In other words, Charlotte, that stern, albeit humanist, moralist, made her beloved character pay for his bad decisions in life. Only now, a widower now, and chastened, is he ready to be Jane’s husband.

“Reader, I married him.” The implication is that these two people, one, an innocent who would not judge and, the other, a reprobate who reformed, will live happily ever after.

Prager’s argument is essentially that he would rather have a Rochester in the White House than a Brocklehurst or even a Rivers. While both Brocklehurst and Rivers abide by the 10 Commandments, neither is an appropriate man to lead.

Brocklehurst is a truly bad human being despite hewing to Biblical precepts. He is the perfect avatar of a Leftist, such as Hillary, who stays married and seems to avoid big, obvious sins, but nevertheless wishes to visit evil on others, disguising this evil under the uplifting rhetoric of Leftism (mixed in with misused Biblical aphorisms).
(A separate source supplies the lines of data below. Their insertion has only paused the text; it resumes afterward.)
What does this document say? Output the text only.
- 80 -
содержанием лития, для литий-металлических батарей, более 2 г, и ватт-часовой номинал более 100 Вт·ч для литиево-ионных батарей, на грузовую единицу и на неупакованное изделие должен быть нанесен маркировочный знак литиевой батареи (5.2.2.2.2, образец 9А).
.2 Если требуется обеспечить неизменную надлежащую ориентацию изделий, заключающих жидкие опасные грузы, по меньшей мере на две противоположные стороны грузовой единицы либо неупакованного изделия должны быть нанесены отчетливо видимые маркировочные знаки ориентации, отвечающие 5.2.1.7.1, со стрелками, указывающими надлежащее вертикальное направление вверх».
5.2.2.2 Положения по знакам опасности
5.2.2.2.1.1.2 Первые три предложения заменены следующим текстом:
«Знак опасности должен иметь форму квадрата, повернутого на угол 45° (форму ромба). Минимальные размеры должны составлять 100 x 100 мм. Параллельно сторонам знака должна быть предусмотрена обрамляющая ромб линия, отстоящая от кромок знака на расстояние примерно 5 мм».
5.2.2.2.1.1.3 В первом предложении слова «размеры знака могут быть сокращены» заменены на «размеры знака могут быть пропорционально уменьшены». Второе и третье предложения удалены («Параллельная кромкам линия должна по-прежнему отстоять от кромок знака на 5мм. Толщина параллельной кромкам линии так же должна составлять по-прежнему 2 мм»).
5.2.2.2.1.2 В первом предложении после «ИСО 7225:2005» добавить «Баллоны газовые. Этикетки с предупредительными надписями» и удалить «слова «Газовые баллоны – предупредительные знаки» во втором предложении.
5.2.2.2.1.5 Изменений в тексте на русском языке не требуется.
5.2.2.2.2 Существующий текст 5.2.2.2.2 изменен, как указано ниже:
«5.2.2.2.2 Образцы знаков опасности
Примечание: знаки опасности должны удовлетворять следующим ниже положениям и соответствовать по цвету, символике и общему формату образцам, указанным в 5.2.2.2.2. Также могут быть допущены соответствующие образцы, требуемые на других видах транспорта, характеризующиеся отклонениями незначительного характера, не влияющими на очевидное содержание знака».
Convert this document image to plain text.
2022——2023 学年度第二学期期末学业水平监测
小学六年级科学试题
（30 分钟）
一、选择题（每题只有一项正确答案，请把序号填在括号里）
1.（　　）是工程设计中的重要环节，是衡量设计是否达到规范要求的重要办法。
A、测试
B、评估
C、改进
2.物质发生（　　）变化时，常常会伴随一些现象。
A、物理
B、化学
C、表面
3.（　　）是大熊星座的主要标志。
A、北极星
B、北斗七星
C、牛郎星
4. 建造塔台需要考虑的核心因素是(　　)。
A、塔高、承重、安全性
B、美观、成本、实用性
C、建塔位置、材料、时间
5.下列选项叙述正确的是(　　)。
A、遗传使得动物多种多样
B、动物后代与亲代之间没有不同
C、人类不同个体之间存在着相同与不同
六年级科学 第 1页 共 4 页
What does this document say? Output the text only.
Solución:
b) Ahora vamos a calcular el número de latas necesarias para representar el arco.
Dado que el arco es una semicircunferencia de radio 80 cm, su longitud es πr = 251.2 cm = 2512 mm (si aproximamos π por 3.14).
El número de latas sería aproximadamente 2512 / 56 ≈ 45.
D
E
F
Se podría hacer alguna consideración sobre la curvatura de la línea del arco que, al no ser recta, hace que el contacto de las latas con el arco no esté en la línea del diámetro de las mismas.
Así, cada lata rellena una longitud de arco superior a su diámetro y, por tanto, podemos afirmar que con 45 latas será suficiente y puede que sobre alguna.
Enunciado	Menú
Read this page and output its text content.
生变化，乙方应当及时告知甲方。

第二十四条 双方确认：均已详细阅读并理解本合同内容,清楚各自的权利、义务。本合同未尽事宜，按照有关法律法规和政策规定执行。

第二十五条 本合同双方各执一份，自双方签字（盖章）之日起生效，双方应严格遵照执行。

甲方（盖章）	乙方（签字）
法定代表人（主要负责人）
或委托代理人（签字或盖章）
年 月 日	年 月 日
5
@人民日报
We only have to look at the Leftist world, from hard Left nations such as North Korea and the Soviet Union, to soft Left nations in Europe (which are now showing their true colors as America’s Cold War funding dries up and the Muslim hordes arrive).

Rivers, too, can be analogized to today’s political scene. He’s the NeverTrumper. His standards are so exquisite that he will never be able to function in the real world. People whose motto is “all must be perfect” will always be enemies of the functional good. They’ll never achieve any goal, either perfection or goodness.

And then there’s Mr. Rochester: He’s a flawed man who led an immoral life, but he is the only one of the three who acknowledges that all people are God’s creations and are entitled, at a bare minimum, to life and, through his efforts, to a decent life. Even as to Bertha, he was fundamentally humane. He neither killed nor institutionalized her, and genuinely believed that his bigamy, while it would be a stain on his soul, would not touch her. Rochester is analogous to Trump: He has done wrong, acknowledges his sins, but has a vision of the world that contemplates the betterment of his fellow man and woman.

No one — no one — has ever read Jane Eyre and come away thinking, “Wow, that Mr. Brocklehurst is a true hero” or “Gee, I really love the Rev. St. John Rivers.” Instead, they know who is the true hero of the book, all his faults and sins notwithstanding — because, in the end, it is Rochester who makes a positive difference in the lives of those around him.

The same is true for Trump. His private sins are his private business, notwithstanding the Leftist media’s attempt to tie Stormy Daniels around his neck like some sort of human albatross. On the world stage, however, despite his feisty crudeness, he is a very good man and ought to be acknowledged and treated as such.